Bravo Duprez nel puntualizzare i pregi e i difetti del nuovo Metropolitan, anche se non sono d’accordo sula giudizio negativo riguardo alla Lucia (approdata recentemente alla Scala) che io invece ho trovato molto interessante quando l’avevo vista su Youtube. Un allestimento tra “La voce nella tempesta” e “Via col vento” che, a mio parere, aveva il suo fascino. Ma qui capisco che è questione di gusti. Ad ogni modo mi sembra che fosse molto lontana dall’orrore dell’ultima Traviata con le verdure e Violetta trasformata in una signora tedesca degli anni 30 (vedere le ondine della permanente…) moglie di una gerarca delle SS.

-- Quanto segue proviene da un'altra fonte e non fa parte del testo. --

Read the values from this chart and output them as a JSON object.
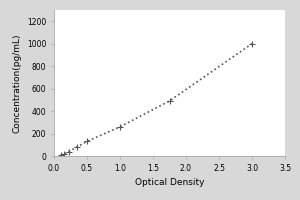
{
  "xlabel": "Optical Density",
  "ylabel": "Concentration(pg/mL)",
  "xlim": [
    0,
    3.5
  ],
  "ylim": [
    0,
    1300
  ],
  "xticks": [
    0,
    0.5,
    1.0,
    1.5,
    2.0,
    2.5,
    3.0,
    3.5
  ],
  "yticks": [
    0,
    200,
    400,
    600,
    800,
    1000,
    1200
  ],
  "x_data": [
    0.1,
    0.15,
    0.22,
    0.35,
    0.5,
    1.0,
    1.75,
    3.0
  ],
  "y_data": [
    5,
    15,
    40,
    80,
    130,
    260,
    490,
    1000
  ],
  "line_color": "#555555",
  "marker": "P",
  "marker_size": 3,
  "line_style": ":",
  "line_width": 1.2,
  "bg_color": "#d8d8d8",
  "plot_bg_color": "#ffffff",
  "tick_fontsize": 5.5,
  "label_fontsize": 6.5,
  "spine_color": "#aaaaaa"
}
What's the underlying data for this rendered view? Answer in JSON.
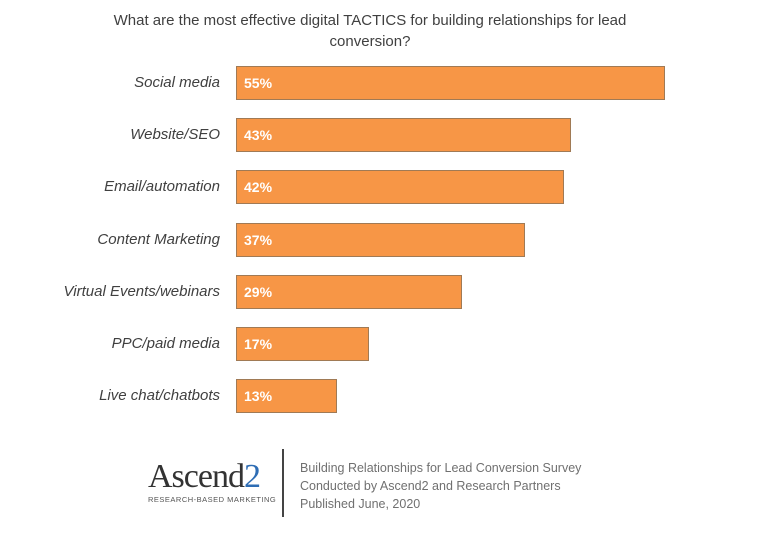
{
  "chart_data": {
    "type": "bar",
    "orientation": "horizontal",
    "title": "What are the most effective digital TACTICS for building relationships for lead conversion?",
    "categories": [
      "Social media",
      "Website/SEO",
      "Email/automation",
      "Content Marketing",
      "Virtual Events/webinars",
      "PPC/paid media",
      "Live chat/chatbots"
    ],
    "values": [
      55,
      43,
      42,
      37,
      29,
      17,
      13
    ],
    "data_labels": [
      "55%",
      "43%",
      "42%",
      "37%",
      "29%",
      "17%",
      "13%"
    ],
    "bar_color": "#f79646",
    "grid": false
  },
  "footer": {
    "logo_text": "Ascend2",
    "logo_tagline": "RESEARCH-BASED MARKETING",
    "lines": [
      "Building Relationships for Lead Conversion Survey",
      "Conducted by Ascend2 and Research Partners",
      "Published June, 2020"
    ]
  }
}
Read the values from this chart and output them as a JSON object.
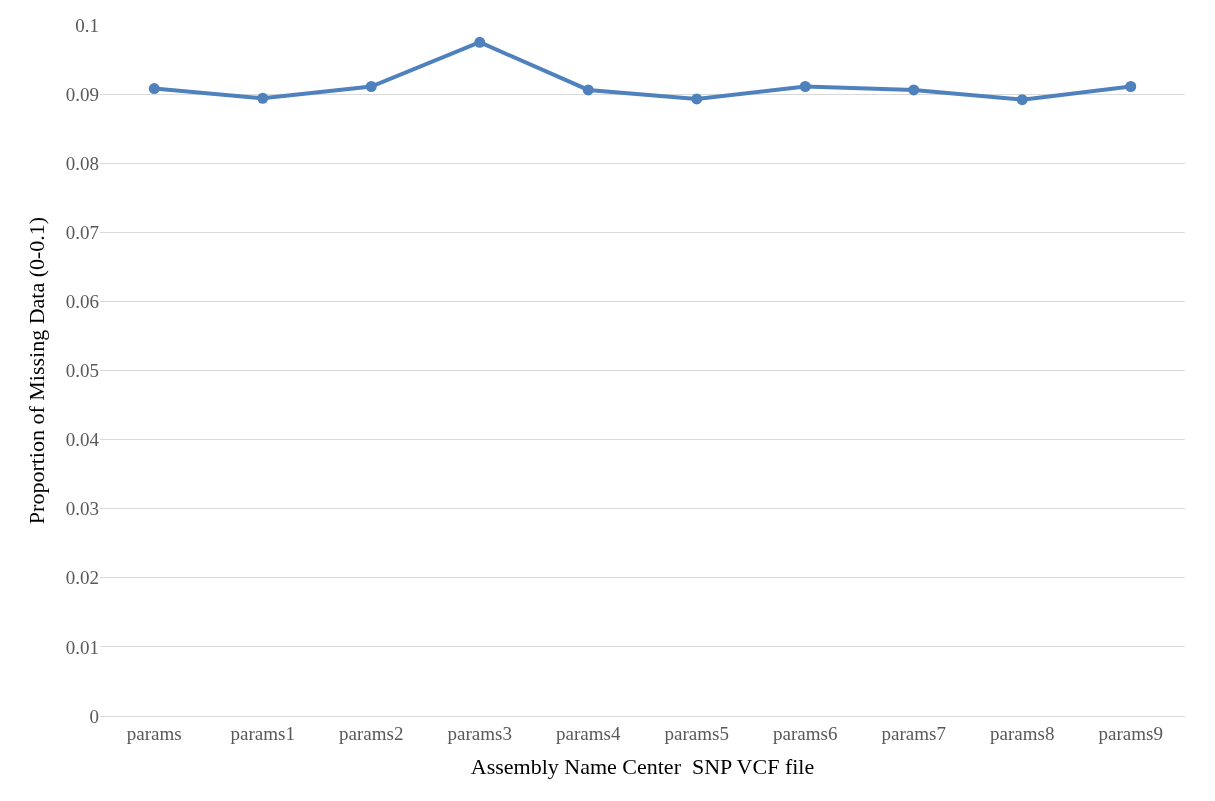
{
  "chart_data": {
    "type": "line",
    "xlabel": "Assembly Name Center  SNP VCF file",
    "ylabel": "Proportion of Missing Data (0-0.1)",
    "categories": [
      "params",
      "params1",
      "params2",
      "params3",
      "params4",
      "params5",
      "params6",
      "params7",
      "params8",
      "params9"
    ],
    "series": [
      {
        "color": "#4f81bd",
        "values": [
          0.0908,
          0.0894,
          0.0911,
          0.0975,
          0.0906,
          0.0893,
          0.0911,
          0.0906,
          0.0892,
          0.0911
        ]
      }
    ],
    "ylim": [
      0,
      0.1
    ],
    "yticks": [
      0,
      0.01,
      0.02,
      0.03,
      0.04,
      0.05,
      0.06,
      0.07,
      0.08,
      0.09,
      0.1
    ],
    "grid": "y",
    "marker": "circle",
    "line_style": "solid",
    "legend": false
  }
}
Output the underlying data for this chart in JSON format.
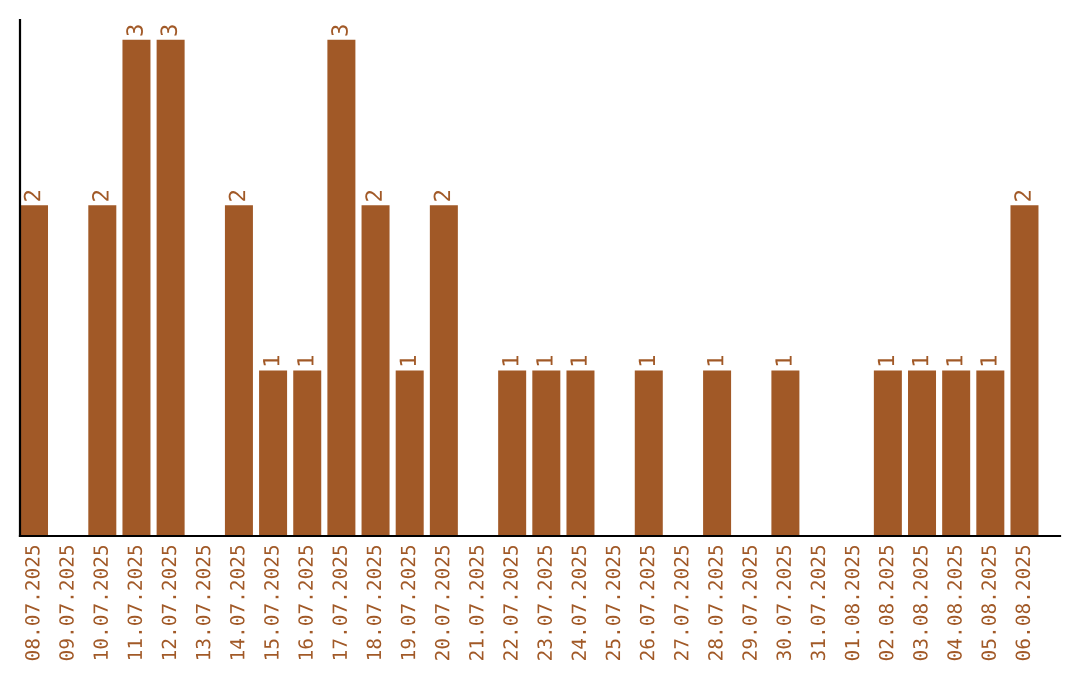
{
  "chart_data": {
    "type": "bar",
    "categories": [
      "08.07.2025",
      "09.07.2025",
      "10.07.2025",
      "11.07.2025",
      "12.07.2025",
      "13.07.2025",
      "14.07.2025",
      "15.07.2025",
      "16.07.2025",
      "17.07.2025",
      "18.07.2025",
      "19.07.2025",
      "20.07.2025",
      "21.07.2025",
      "22.07.2025",
      "23.07.2025",
      "24.07.2025",
      "25.07.2025",
      "26.07.2025",
      "27.07.2025",
      "28.07.2025",
      "29.07.2025",
      "30.07.2025",
      "31.07.2025",
      "01.08.2025",
      "02.08.2025",
      "03.08.2025",
      "04.08.2025",
      "05.08.2025",
      "06.08.2025"
    ],
    "values": [
      2,
      0,
      2,
      3,
      3,
      0,
      2,
      1,
      1,
      3,
      2,
      1,
      2,
      0,
      1,
      1,
      1,
      0,
      1,
      0,
      1,
      0,
      1,
      0,
      0,
      1,
      1,
      1,
      1,
      2
    ],
    "value_labels": [
      "2",
      null,
      "2",
      "3",
      "3",
      null,
      "2",
      "1",
      "1",
      "3",
      "2",
      "1",
      "2",
      null,
      "1",
      "1",
      "1",
      null,
      "1",
      null,
      "1",
      null,
      "1",
      null,
      null,
      "1",
      "1",
      "1",
      "1",
      "2"
    ],
    "color": "#a15927",
    "ylim": [
      0,
      3.12
    ],
    "tick_labels": "x",
    "grid": false,
    "legend": false
  }
}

Non son niente de I Troiani (altra opera che amo molto e per la quale ho comprato il biglietto) ma temo che sarà una boiata. Qualcuno del blog sa qualcosa in proposito?
Saluti
Chi ha visto l allestimento a Londra ne ha ben parlato. Interessa molto pappano, ma dal punto di vista delle vendite di biglietti l interesse pare scarso. Vedremo, anzi, sentiremo. Circa la Lucia, hanno molto infastidito le sciocchezze registiche, sulle quali si poteva intervenire.
Dei Troyens esiste anche il dvd, registicamente sono straordinari: spettacolari e rispettosi della drammaturgia originale. Del resto McVicar è grandissimo regista: era ora venisse alla Scala (splendida anche la sua Adriana e le Nozze di Figaro). Una vera boiata era invece lo spettacolo di Ronconi…grazie a Dio non più ripreso. Pappano è uno dei migliori direttori di oggi (e finalmente arriva alla Scala…dopo anni). Le vendite dei biglietti interessano relativamente: in un teatro trasformato in attrazione turistica per analfabeti musicali (ormai la Scala fa parte dei pacchetti viaggio dei tour organizzati) è ovvio che si vendano solo Aide, Trovatori, Barbieri Lucie o Tosche…insomma le stagioni dell’ASLICO o dell’Arena.